The German far-right Björn Höcke, one of the most extreme figures of his party, Alternative for Germany (AfD), and leader of the party in the state of Thuringia, was sentenced by the German justice system to a fine of 13,000 euros for having used a Nazi motto in a speech.

The trial began on April 18 and was held in the provincial court of Halle, in the federal state of Saxony-Anhalt, because it was in a nearby city, Merseburg, where Höcke first spoke the words during an election rally at the end May 2021.

“Everything for our homeland, everything for Saxony-Anhalt, everything for Germany,” Höcke said. “Everything for Germany” was the motto of the SA (Sturmabteilung), a paramilitary formation of the Nazi party that played a key role in Adolf Hitler’s conquest of power.
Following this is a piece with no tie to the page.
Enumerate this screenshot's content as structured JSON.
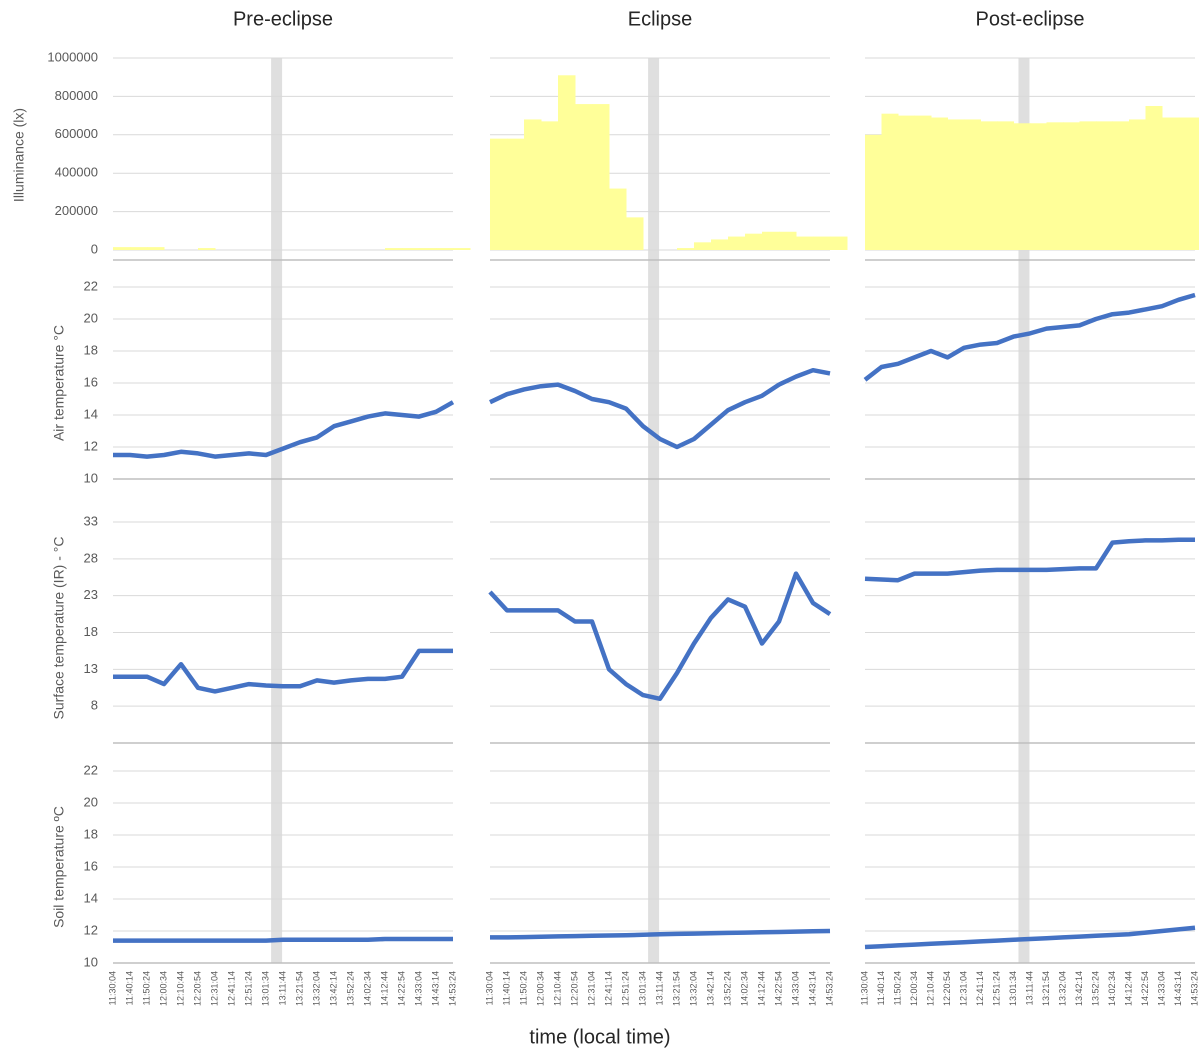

Björn Höcke, 52, a history teacher at a high school for fifteen years and leader of the Thuringian AfD since 2013, maintains that he was not aware of that reference to the phrase. His claims that he did not know it was an SA motto “are neither credible nor understandable,” said prosecutor Benedikt Bernzen. The Prosecutor’s Office requested six months in prison for Höcke, commutable to provisional release and a fine of 10,000 euros, while the defense had requested acquittal. The court finds it proven that Höcke used the phrase “Everything for Germany” knowing that it was a prohibited Nazi slogan.

German law prohibits the use of Nazi slogans or the public display of symbols of the Third Reich, and punishes this crime with up to three years in prison. However, Judge Jan Stengel said already at the beginning of the trial that a fine would be a sanction that the court would consider appropriate if he were found guilty. Before the sentencing, Höcke used his right to say a few last words, stating: “I feel politically persecuted.”

Björn Höcke was also to be tried on a second charge. Last December, at an AfD meeting in Gera, a city in Thuringia, he alluded to the same phrase, although without actually uttering it. He said: “Everything for…” and encouraged the attendees to continue, as they did by shouting: “…Germany.” However, the Halle court decided to separate the proceedings on this charge, as the defense alleged lack of sufficient time to prepare.

This process against Hocke has taken place three and a half months before the regional elections in this land of the former communist GDR, where the far-right AfD leads the polls with 30%. The Thuringian AfD is one of three regional branches of the party that are under surveillance by the Federal Office for the Protection of the Constitution (BfV) as a far-right extremist group.

In January 2017, Höcke called the Holocaust Memorial in Berlin a “monument of shame” during a speech in Dresden, the capital of Saxony, which led the party itself to consider his expulsion. However, a year later, the AfD refused to expel him from its ranks.